On Wednesday, May 6, 2020, a traffic spike period caused a brief disruption of service to the Auth0 Production EU environment.
On Wednesday, May 6, 2020, between 00:58 and 01:15 UTC, an unexpected traffic spike to the Auth0 Production EU environment caused a disruption of service.
During these spikes, some customers in the Auth0 EU region may have observed connectivity issues and/or high latency for API requests using custom domains. Not all customers located in this Auth0 region were impacted. Tenants in the US and AU Auth0 regions were not impacted. In practical terms, some tenants in the EU region may have noticed slow login behavior or failed logins, for approximately 15 minutes, combined.
Resolution
Service started to recover by itself as soon as the spike ended, however given the load from the spike's requests still being processed, high response time was still observed in the backend services.

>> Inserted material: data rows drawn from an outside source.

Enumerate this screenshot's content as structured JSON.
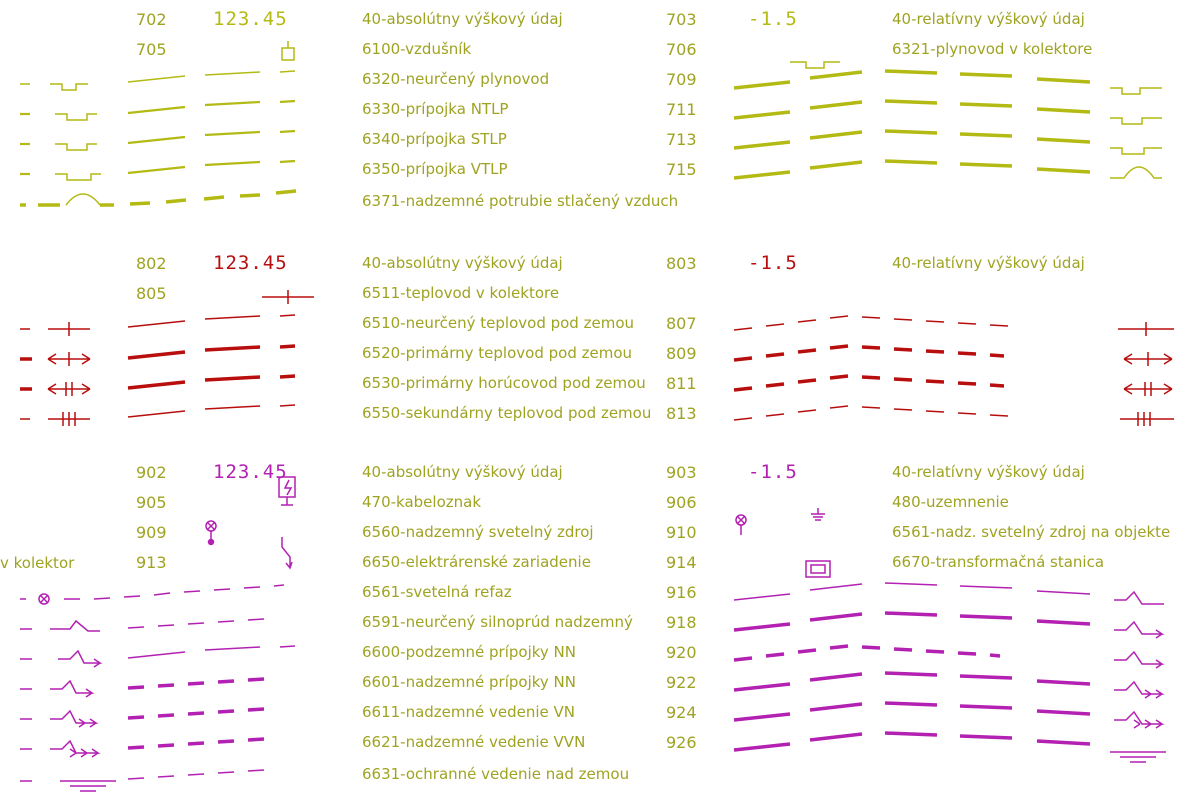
{
  "colors": {
    "yellow": "#b4ba14",
    "red": "#b80e0e",
    "magenta": "#b321b3",
    "text": "#9fa322"
  },
  "gas": {
    "left_codes": [
      "702",
      "705"
    ],
    "abs_value": "123.45",
    "rel_value": "-1.5",
    "legend": [
      {
        "label": "40-absolútny výškový údaj",
        "code": "703"
      },
      {
        "label": "6100-vzdušník",
        "code": "706"
      },
      {
        "label": "6320-neurčený plynovod",
        "code": "709"
      },
      {
        "label": "6330-prípojka NTLP",
        "code": "711"
      },
      {
        "label": "6340-prípojka STLP",
        "code": "713"
      },
      {
        "label": "6350-prípojka VTLP",
        "code": "715"
      },
      {
        "label": "6371-nadzemné potrubie stlačený vzduch",
        "code": ""
      }
    ],
    "right_labels": [
      "40-relatívny výškový údaj",
      "6321-plynovod v kolektore"
    ]
  },
  "heat": {
    "left_codes": [
      "802",
      "805"
    ],
    "abs_value": "123.45",
    "rel_value": "-1.5",
    "legend": [
      {
        "label": "40-absolútny výškový údaj",
        "code": "803"
      },
      {
        "label": "6511-teplovod v kolektore",
        "code": ""
      },
      {
        "label": "6510-neurčený teplovod pod zemou",
        "code": "807"
      },
      {
        "label": "6520-primárny teplovod pod zemou",
        "code": "809"
      },
      {
        "label": "6530-primárny horúcovod pod zemou",
        "code": "811"
      },
      {
        "label": "6550-sekundárny teplovod pod zemou",
        "code": "813"
      }
    ],
    "right_labels": [
      "40-relatívny výškový údaj"
    ]
  },
  "power": {
    "left_codes": [
      "902",
      "905",
      "909",
      "913"
    ],
    "left_fragment": "v kolektor",
    "abs_value": "123.45",
    "rel_value": "-1.5",
    "legend": [
      {
        "label": "40-absolútny výškový údaj",
        "code": "903"
      },
      {
        "label": "470-kabeloznak",
        "code": "906"
      },
      {
        "label": "6560-nadzemný svetelný zdroj",
        "code": "910"
      },
      {
        "label": "6650-elektrárenské zariadenie",
        "code": "914"
      },
      {
        "label": "6561-svetelná refaz",
        "code": "916"
      },
      {
        "label": "6591-neurčený silnoprúd nadzemný",
        "code": "918"
      },
      {
        "label": "6600-podzemné prípojky NN",
        "code": "920"
      },
      {
        "label": "6601-nadzemné prípojky NN",
        "code": "922"
      },
      {
        "label": "6611-nadzemné vedenie VN",
        "code": "924"
      },
      {
        "label": "6621-nadzemné vedenie VVN",
        "code": "926"
      },
      {
        "label": "6631-ochranné vedenie nad zemou",
        "code": ""
      }
    ],
    "right_labels": [
      "40-relatívny výškový údaj",
      "480-uzemnenie",
      "6561-nadz. svetelný zdroj na objekte",
      "6670-transformačná stanica"
    ]
  }
}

As part of the mitigation, both Auth0 and the custom domain services substantially scaled to handle the increased load after the recovery.
Auth0 takes its customer commitments and user experience seriously. To prevent another occurrence, here are the actions we are taking.
2020-05-06 00:59 UTC: Tenant begins sending a large number of requests to Auth0 service.
2020-05-06 01:01 UTC: The spike in traffic triggers automated Auth0 alerts. Auth0 engineering starts to investigate.
2020-05-06 01:05 UTC: Spike in customer traffic ends.
2020-05-06 01:05 UTC: Auth0 service start the recovery process, customer impact is mitigated
2020-05-06 01:15 UTC: Auth0 engineering starts to scale up internal infrastructure in prevention.
2020-05-06 01:15 UTC: All traffic levels return to normal and alarms are cleared.